On Saturday as I approached the Museum of Fine Arts, I saw a young couple walking ahead of me. It’s not unusual to see young couples walking in Boston, but what caught my eye was the young woman’s pink, pointy-eared hat. Although I’d read about the Pussyhat Project and knew knitters across the country have been making pink hats for the Women’s Marches that will take place across the nation next Saturday, I’d never seen a real live pussyhat in the wild.
As I watched the couple ascend the stairs to the Museum’s Fenway entrance, I knew what I had to do. Although my own hat is black and store-bought, I’m planning to attend next week’s Boston Women’s March for America, and I realized it was time to come out as a Pussyhat-in-Hiding. Since my museum membership allows me one guest, I approached the couple as they stood in line for tickets, complimenting the woman on her hat and offering to get her into the Museum for free.
While her boyfriend bought his ticket, “N” and I chatted about next weekend’s march: she is knitting pussyhats to give away to marchers, and I’m looking forward to marching even though I don’t have a pussyhat to wear. You can see, I suspect, where this is going. By the time her boyfriend had bought his ticket, “N” promised to mail me one of her knitted hats, and I gave her my email address to arrange logistics. None of this would have happened, of course, if “N” weren’t wearing a pink knitted hat with cat ears that inspired me to approach her. The simple act of seeing someone in a distinctive (and politically significant) hat inspired me to reach out rather than quietly minding my own business.
There’s nothing stopping any of us from walking up to a stranger and doing something kind: inviting “N” to be my Museum guest cost nothing but the nerve to approach her. And yet, I would have never dreamed of walking up to a stranger before November. Suddenly, the election of a man who promised to Make America Hate Again makes simple acts of kindness feel subversive and powerful, a revolution powered by knitting needles and nice gestures.
Inside the Museum, in the sun-drenched enclosed courtyard that connects the building’s old and new wings, there are artworks made by local schoolchildren in honor of Martin Luther King Day. The most eye-catching of these are quilts bearing quotations from King, each letter whimsically decorated: a chorus of colors.
These quotes from King seem particularly relevant in today’s political climate, when the voices of hate have grown loud and it’s easy to give up hope. “I have decided to stick with love,” one quilt proclaims. “Hate is too great a burden to bear.” I’ll confess to carrying more anger than I’d like these past few weeks, unable to fathom how some voters could choose a mean-spirited, hot-headed bully over a woman with a lifetime of experience. But this, indeed, is a burden too great to bear: as King himself exhorted, “We must accept finite disappointment, but never lose infinite hope.

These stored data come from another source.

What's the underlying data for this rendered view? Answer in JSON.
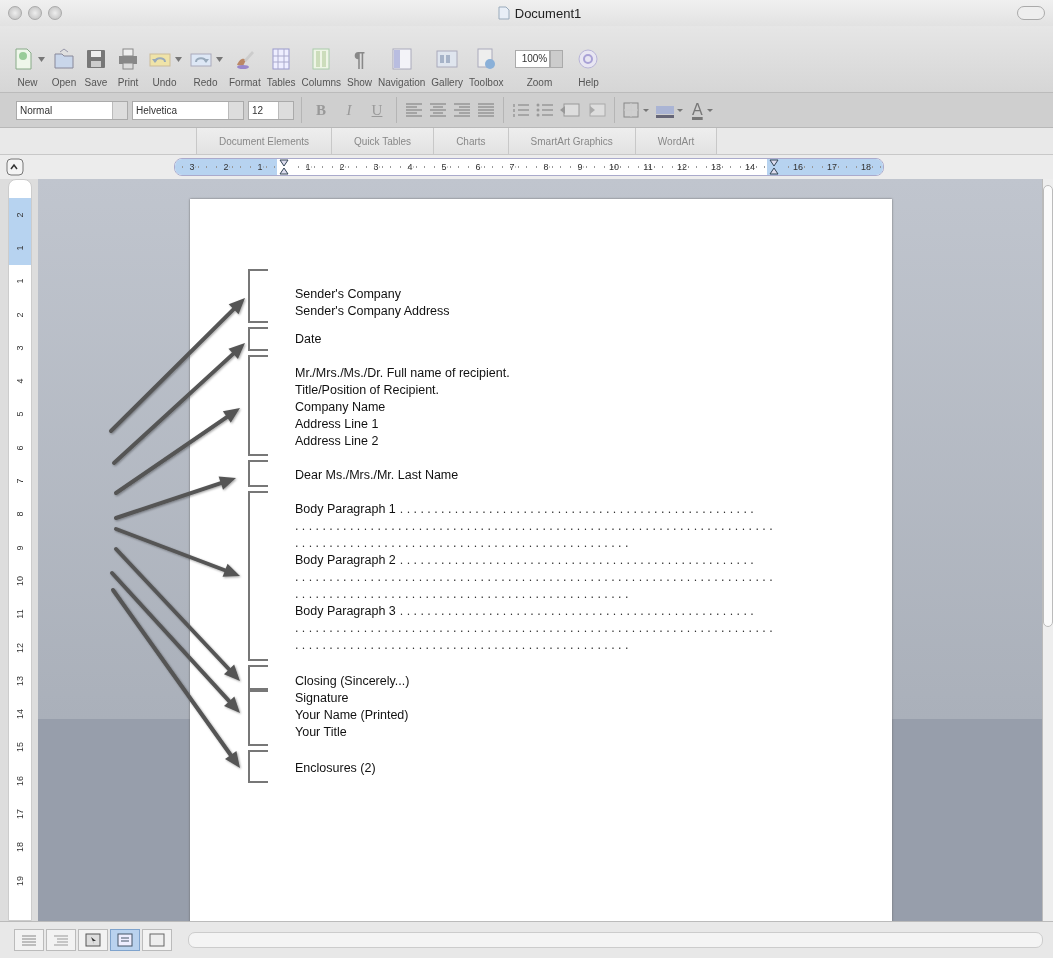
{
  "window": {
    "title": "Document1"
  },
  "standard_toolbar": [
    {
      "label": "New",
      "menu": true
    },
    {
      "label": "Open",
      "menu": false
    },
    {
      "label": "Save",
      "menu": false
    },
    {
      "label": "Print",
      "menu": false
    },
    {
      "label": "Undo",
      "menu": true
    },
    {
      "label": "Redo",
      "menu": true
    },
    {
      "label": "Format",
      "menu": false
    },
    {
      "label": "Tables",
      "menu": false
    },
    {
      "label": "Columns",
      "menu": false
    },
    {
      "label": "Show",
      "glyph": "¶",
      "menu": false
    },
    {
      "label": "Navigation",
      "menu": false
    },
    {
      "label": "Gallery",
      "menu": false
    },
    {
      "label": "Toolbox",
      "menu": false
    },
    {
      "label": "Zoom",
      "value": "100%",
      "menu": true
    },
    {
      "label": "Help",
      "menu": false
    }
  ],
  "formatting_toolbar": {
    "style": "Normal",
    "font": "Helvetica",
    "size": "12",
    "text_buttons": [
      "B",
      "I",
      "U"
    ],
    "font_color_glyph": "A"
  },
  "gallery_tabs": [
    {
      "label": "Document Elements"
    },
    {
      "label": "Quick Tables"
    },
    {
      "label": "Charts"
    },
    {
      "label": "SmartArt Graphics"
    },
    {
      "label": "WordArt"
    }
  ],
  "horizontal_ruler": [
    {
      "label": "3",
      "margin": true
    },
    {
      "label": "2",
      "margin": true
    },
    {
      "label": "1",
      "margin": true
    },
    {
      "kind": "indent",
      "margin": false
    },
    {
      "label": "1",
      "margin": false
    },
    {
      "label": "2",
      "margin": false
    },
    {
      "label": "3",
      "margin": false
    },
    {
      "label": "4",
      "margin": false
    },
    {
      "label": "5",
      "margin": false
    },
    {
      "label": "6",
      "margin": false
    },
    {
      "label": "7",
      "margin": false
    },
    {
      "label": "8",
      "margin": false
    },
    {
      "label": "9",
      "margin": false
    },
    {
      "label": "10",
      "margin": false
    },
    {
      "label": "11",
      "margin": false
    },
    {
      "label": "12",
      "margin": false
    },
    {
      "label": "13",
      "margin": false
    },
    {
      "label": "14",
      "margin": false
    },
    {
      "kind": "indent",
      "margin": true
    },
    {
      "label": "16",
      "margin": true
    },
    {
      "label": "17",
      "margin": true
    },
    {
      "label": "18",
      "margin": true
    }
  ],
  "vertical_ruler": [
    {
      "label": "2",
      "margin": true
    },
    {
      "label": "1",
      "margin": true
    },
    {
      "label": "1",
      "margin": false
    },
    {
      "label": "2",
      "margin": false
    },
    {
      "label": "3",
      "margin": false
    },
    {
      "label": "4",
      "margin": false
    },
    {
      "label": "5",
      "margin": false
    },
    {
      "label": "6",
      "margin": false
    },
    {
      "label": "7",
      "margin": false
    },
    {
      "label": "8",
      "margin": false
    },
    {
      "label": "9",
      "margin": false
    },
    {
      "label": "10",
      "margin": false
    },
    {
      "label": "11",
      "margin": false
    },
    {
      "label": "12",
      "margin": false
    },
    {
      "label": "13",
      "margin": false
    },
    {
      "label": "14",
      "margin": false
    },
    {
      "label": "15",
      "margin": false
    },
    {
      "label": "16",
      "margin": false
    },
    {
      "label": "17",
      "margin": false
    },
    {
      "label": "18",
      "margin": false
    },
    {
      "label": "19",
      "margin": false
    }
  ],
  "document": {
    "blocks": [
      {
        "lines": [
          "Sender's Company",
          "Sender's Company Address"
        ]
      },
      {
        "lines": [
          "Date"
        ]
      },
      {
        "lines": [
          "Mr./Mrs./Ms./Dr. Full name of recipient.",
          "Title/Position of Recipient.",
          "Company Name",
          "Address Line 1",
          "Address Line 2"
        ]
      },
      {
        "lines": [
          "Dear Ms./Mrs./Mr. Last Name"
        ]
      },
      {
        "paragraphs": [
          {
            "label": "Body Paragraph 1",
            "fill": [
              "....................................................",
              "......................................................................",
              "................................................."
            ]
          },
          {
            "label": "Body Paragraph 2",
            "fill": [
              "....................................................",
              "......................................................................",
              "................................................."
            ]
          },
          {
            "label": "Body Paragraph 3",
            "fill": [
              "....................................................",
              "......................................................................",
              "................................................."
            ]
          }
        ]
      },
      {
        "lines": [
          "Closing (Sincerely...)"
        ]
      },
      {
        "lines": [
          "Signature",
          "Your Name (Printed)",
          "Your Title"
        ]
      },
      {
        "lines": [
          "Enclosures (2)"
        ]
      }
    ]
  },
  "view_buttons": [
    {
      "selected": false
    },
    {
      "selected": false
    },
    {
      "selected": false
    },
    {
      "selected": true
    },
    {
      "selected": false
    }
  ]
}
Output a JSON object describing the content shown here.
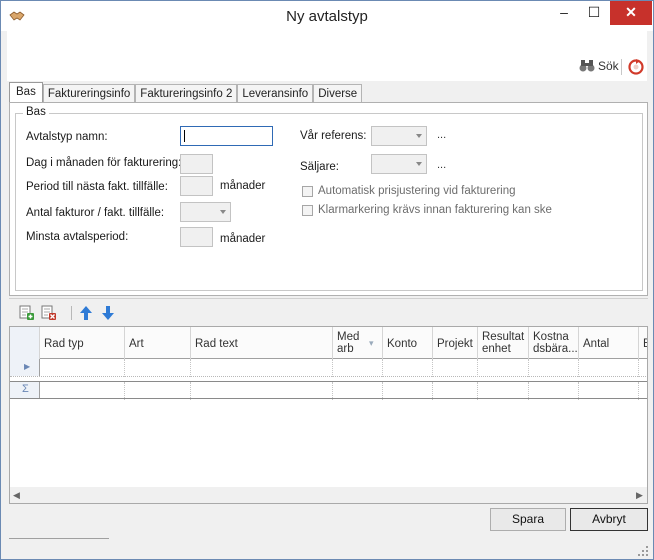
{
  "window": {
    "title": "Ny avtalstyp",
    "minimize": "–",
    "maximize": "☐",
    "close": "✕"
  },
  "toolbar": {
    "search_label": "Sök"
  },
  "tabs": [
    {
      "label": "Bas",
      "active": true
    },
    {
      "label": "Faktureringsinfo",
      "active": false
    },
    {
      "label": "Faktureringsinfo 2",
      "active": false
    },
    {
      "label": "Leveransinfo",
      "active": false
    },
    {
      "label": "Diverse",
      "active": false
    }
  ],
  "form": {
    "group_label": "Bas",
    "avtalstyp_namn": {
      "label": "Avtalstyp namn:",
      "value": ""
    },
    "dag_i_manaden": {
      "label": "Dag i månaden för fakturering:",
      "value": ""
    },
    "period": {
      "label": "Period till nästa fakt. tillfälle:",
      "value": "",
      "unit": "månader"
    },
    "antal_fakturor": {
      "label": "Antal fakturor / fakt. tillfälle:",
      "value": ""
    },
    "minsta_avtalsperiod": {
      "label": "Minsta avtalsperiod:",
      "value": "",
      "unit": "månader"
    },
    "var_referens": {
      "label": "Vår referens:",
      "value": "",
      "more": "..."
    },
    "saljare": {
      "label": "Säljare:",
      "value": "",
      "more": "..."
    },
    "auto_pris": {
      "label": "Automatisk prisjustering vid fakturering",
      "checked": false
    },
    "klarmarkering": {
      "label": "Klarmarkering krävs innan fakturering kan ske",
      "checked": false
    }
  },
  "grid": {
    "columns": [
      "Rad typ",
      "Art",
      "Rad text",
      "Med\narb",
      "Konto",
      "Projekt",
      "Resultat\nenhet",
      "Kostna\ndsbära...",
      "Antal",
      "E"
    ],
    "sum_symbol": "Σ",
    "row_indicator": "▶"
  },
  "buttons": {
    "save": "Spara",
    "cancel": "Avbryt"
  },
  "colors": {
    "close_bg": "#c7312b",
    "accent": "#2f6ab5",
    "add_icon": "#3a9a3a",
    "delete_icon": "#c0392b",
    "arrow_icon": "#2f7bd6"
  }
}
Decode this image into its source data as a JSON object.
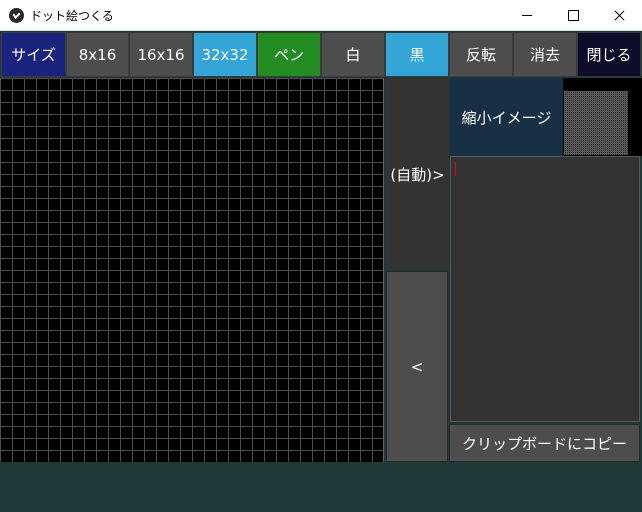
{
  "window": {
    "title": "ドット絵つくる",
    "icon": "app-logo-icon",
    "controls": [
      "minimize-icon",
      "maximize-icon",
      "close-icon"
    ]
  },
  "toolbar": {
    "size_label": "サイズ",
    "size_8": "8x16",
    "size_16": "16x16",
    "size_32": "32x32",
    "pen": "ペン",
    "white": "白",
    "black": "黒",
    "invert": "反転",
    "clear": "消去",
    "close": "閉じる",
    "selected_size": "32x32",
    "selected_color": "黒"
  },
  "side": {
    "auto_button": "(自動)>",
    "back_button": "<"
  },
  "thumbnail": {
    "label": "縮小イメージ"
  },
  "output": {
    "value": ""
  },
  "copy_button": "クリップボードにコピー",
  "colors": {
    "size_label_bg": "#1a237e",
    "gray_button": "#4d4d4d",
    "selected_blue": "#33a5d6",
    "pen_green": "#228b22",
    "close_bg": "#0d0d2b",
    "thumb_label_bg": "#173046",
    "background": "#1e3a38"
  }
}
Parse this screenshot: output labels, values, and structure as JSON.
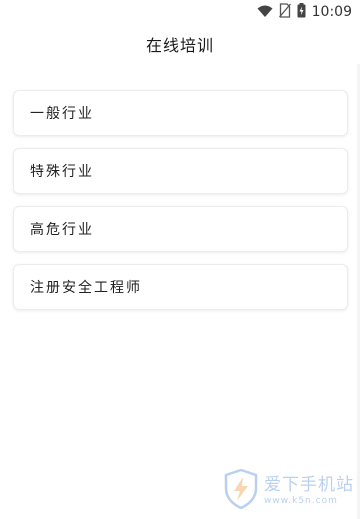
{
  "status_bar": {
    "time": "10:09",
    "icons": [
      "wifi-icon",
      "no-sim-icon",
      "battery-charging-icon"
    ]
  },
  "header": {
    "title": "在线培训"
  },
  "menu": {
    "items": [
      {
        "label": "一般行业"
      },
      {
        "label": "特殊行业"
      },
      {
        "label": "高危行业"
      },
      {
        "label": "注册安全工程师"
      }
    ]
  },
  "watermark": {
    "title": "爱下手机站",
    "url": "www.k5n.com",
    "accent_color": "#3a7bd5"
  }
}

So how do we move forward, regardless of the burdens we carry? Dr. King said “Our lives begin to end the day we become silent about things that matter,” so what are these things? From where I sit, kindness matters, and so does compassion. Truth matters, even if some don’t want to hear it. Lending a helping hand matters, as does protecting the sick and vulnerable. Love matters, and random acts of kindness, and both solidarity and sisterhood. So next Saturday in Boston and beyond, women and men of all colors and stripes will march together for what matters: a chorus of colors, beautiful and harmonious.